Thirty California legislators and the Pacific Justice Institute will join the prosecution, and argue in a friend-of-the-court brief that counties are administrative agencies and state subdivisions.
Meanwhile, gay rights organizations have prepared stacks of “declarations” from homosexuals, on why they should be married.
"No one writes love songs about being domestic partners," says Molly McKay of Oakland, who wed Davina Kotulski on Feb.l2.
"We just want to live and love like everyone else because we are like everyone else," says Davis resident Ellen Pontac, who married Shelly Bailes in San Francisco on Feb. 12.
Pontac argued that she and Bailes had been a couple for over three decades, and that they want "the security that no matter where we go, we will be recognized as each other's spouses for life," with the right to inherit from each other and make medical and burial decisions without fear of interference.
Lockyer, on the other hand, said the “marriages” do not exist because "the very definition of marriage does not include these partnerships."
Therefore, he called on the Supreme Court to clarify its view on the issue, and encouraged same-sex couples who “wed” to get their money back.
The Alliance Defense Fund also stated, "there is no 'interest' in an invalid license, regardless of how emotionally charged the facts may be."
The ADF contended on behalf of two of their plaintiffs, Barbara Lewis and Edward Mei, that gay couples have no more a right to maintain their “marriage” license than would a “twelve year old or a potted plant.”
The third plaintiff, the Rev.
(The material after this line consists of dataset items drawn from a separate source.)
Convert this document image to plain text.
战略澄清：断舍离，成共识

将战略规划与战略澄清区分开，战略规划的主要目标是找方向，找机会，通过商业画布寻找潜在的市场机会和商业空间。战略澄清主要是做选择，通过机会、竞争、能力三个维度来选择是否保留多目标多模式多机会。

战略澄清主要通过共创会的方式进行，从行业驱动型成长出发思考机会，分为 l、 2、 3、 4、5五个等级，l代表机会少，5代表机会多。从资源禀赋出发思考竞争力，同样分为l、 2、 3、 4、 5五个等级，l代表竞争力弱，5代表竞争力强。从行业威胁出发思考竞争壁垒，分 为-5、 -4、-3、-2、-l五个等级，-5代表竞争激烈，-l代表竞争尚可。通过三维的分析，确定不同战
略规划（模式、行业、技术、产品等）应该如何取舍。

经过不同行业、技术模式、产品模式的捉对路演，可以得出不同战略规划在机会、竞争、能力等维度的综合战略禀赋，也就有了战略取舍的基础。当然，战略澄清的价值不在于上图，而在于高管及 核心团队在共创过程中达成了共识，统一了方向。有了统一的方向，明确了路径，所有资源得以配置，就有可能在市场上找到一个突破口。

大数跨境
Charles McIlhenney, added that the same-sex “marriages” would harm his ministry since his “job as a pastor fundamentally to minister to the families in my congregations.”
“That won't be possible,” said McIlhenny, pastor at First Orthodox Presbyterian Church in San Francisco and Castro Valley, with the "lack of stability in who a man/husband/father is and the same with the wife."
The arguments, scheduled to begin at 9:00am, will last two hours. The cases are Lockyer v. San Francisco, S122923; Lewis v. Alfaro, S122865.